Rodríguez también cuestionó la decisión del Concejo de incrementar su remuneración como intendenta, al interpretar que esa medida tendría como efecto final elevar los ingresos de los concejales, ya que la Carta Orgánica Municipal fija los haberes legislativos en relación con el salario del Ejecutivo. A esto sumó críticas por la reasignación de partidas propias del Ejecutivo hacia el Legislativo y por la creación de una estructura administrativa paralela, con nuevos cargos políticos y áreas que —según afirmó— carecen de sustento legal.
La intendenta aseguró que, antes de avanzar con el veto, se intentaron instancias de diálogo formales e informales, sin alcanzar acuerdos. En ese marco, defendió la decisión como un “deber jurídico” y no como una definición política, al señalar que el objetivo es preservar el orden constitucional, la división de poderes y la gobernabilidad del departamento.

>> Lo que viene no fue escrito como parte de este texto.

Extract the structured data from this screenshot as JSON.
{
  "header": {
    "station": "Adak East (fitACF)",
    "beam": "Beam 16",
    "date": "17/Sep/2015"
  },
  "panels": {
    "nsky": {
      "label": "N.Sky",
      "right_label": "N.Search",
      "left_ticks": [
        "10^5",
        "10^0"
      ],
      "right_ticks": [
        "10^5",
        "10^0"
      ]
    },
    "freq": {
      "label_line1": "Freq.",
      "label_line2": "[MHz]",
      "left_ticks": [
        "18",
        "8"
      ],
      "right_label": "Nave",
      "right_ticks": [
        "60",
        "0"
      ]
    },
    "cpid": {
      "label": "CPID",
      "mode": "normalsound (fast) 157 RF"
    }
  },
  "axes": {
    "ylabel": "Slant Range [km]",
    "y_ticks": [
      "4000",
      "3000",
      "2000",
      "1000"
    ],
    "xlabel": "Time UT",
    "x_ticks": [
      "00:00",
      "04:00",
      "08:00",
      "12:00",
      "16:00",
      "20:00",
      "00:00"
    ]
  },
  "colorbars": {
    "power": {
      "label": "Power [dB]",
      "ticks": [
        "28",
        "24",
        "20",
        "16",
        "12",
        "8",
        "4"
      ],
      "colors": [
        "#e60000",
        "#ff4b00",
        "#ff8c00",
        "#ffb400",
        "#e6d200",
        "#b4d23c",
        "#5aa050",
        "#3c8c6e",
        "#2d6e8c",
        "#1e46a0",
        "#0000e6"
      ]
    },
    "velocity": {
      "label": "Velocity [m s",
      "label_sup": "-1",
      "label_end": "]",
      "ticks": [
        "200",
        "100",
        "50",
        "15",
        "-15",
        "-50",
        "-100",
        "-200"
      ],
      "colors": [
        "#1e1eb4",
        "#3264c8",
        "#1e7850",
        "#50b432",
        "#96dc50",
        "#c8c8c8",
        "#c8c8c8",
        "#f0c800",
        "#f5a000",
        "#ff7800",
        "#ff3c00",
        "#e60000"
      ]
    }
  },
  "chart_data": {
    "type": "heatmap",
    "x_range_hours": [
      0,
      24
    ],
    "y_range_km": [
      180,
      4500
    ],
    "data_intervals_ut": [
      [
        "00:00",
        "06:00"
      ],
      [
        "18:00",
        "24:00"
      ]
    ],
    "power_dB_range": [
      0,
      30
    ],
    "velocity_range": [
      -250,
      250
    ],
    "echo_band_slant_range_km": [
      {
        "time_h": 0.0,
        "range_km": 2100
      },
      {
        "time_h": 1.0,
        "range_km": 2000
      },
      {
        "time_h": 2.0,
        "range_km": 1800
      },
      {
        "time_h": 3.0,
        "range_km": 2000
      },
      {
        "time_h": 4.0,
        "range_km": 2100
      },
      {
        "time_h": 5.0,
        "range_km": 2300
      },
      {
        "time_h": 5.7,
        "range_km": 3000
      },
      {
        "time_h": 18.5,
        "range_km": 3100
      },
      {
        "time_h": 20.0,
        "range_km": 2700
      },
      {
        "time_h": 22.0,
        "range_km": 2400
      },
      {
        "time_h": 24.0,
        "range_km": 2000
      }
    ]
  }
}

El conflicto tiene antecedentes inmediatos. En diciembre, el Concejo Deliberante aprobó el Presupuesto 2026 con modificaciones en el reparto de recursos. En ese momento, desde el Ejecutivo ya se había advertido que esos cambios podían alterar la planificación financiera y comprometer el pago de sueldos, bonos y el normal funcionamiento de áreas operativas.
Tras conocerse el veto, el presidente del Concejo Deliberante, Ariel Rivero, respondió a la decisión y puso el foco en que el rechazo haya sido total y no parcial. Aseguró que el presupuesto no fue modificado en su monto global, sino que se realizaron reasignaciones de partidas, una herramienta que consideró legal y habitual. Además, buscó llevar tranquilidad a la comunidad al garantizar la continuidad de obras, servicios, asistencia social y el pago de salarios y beneficios a los trabajadores municipales.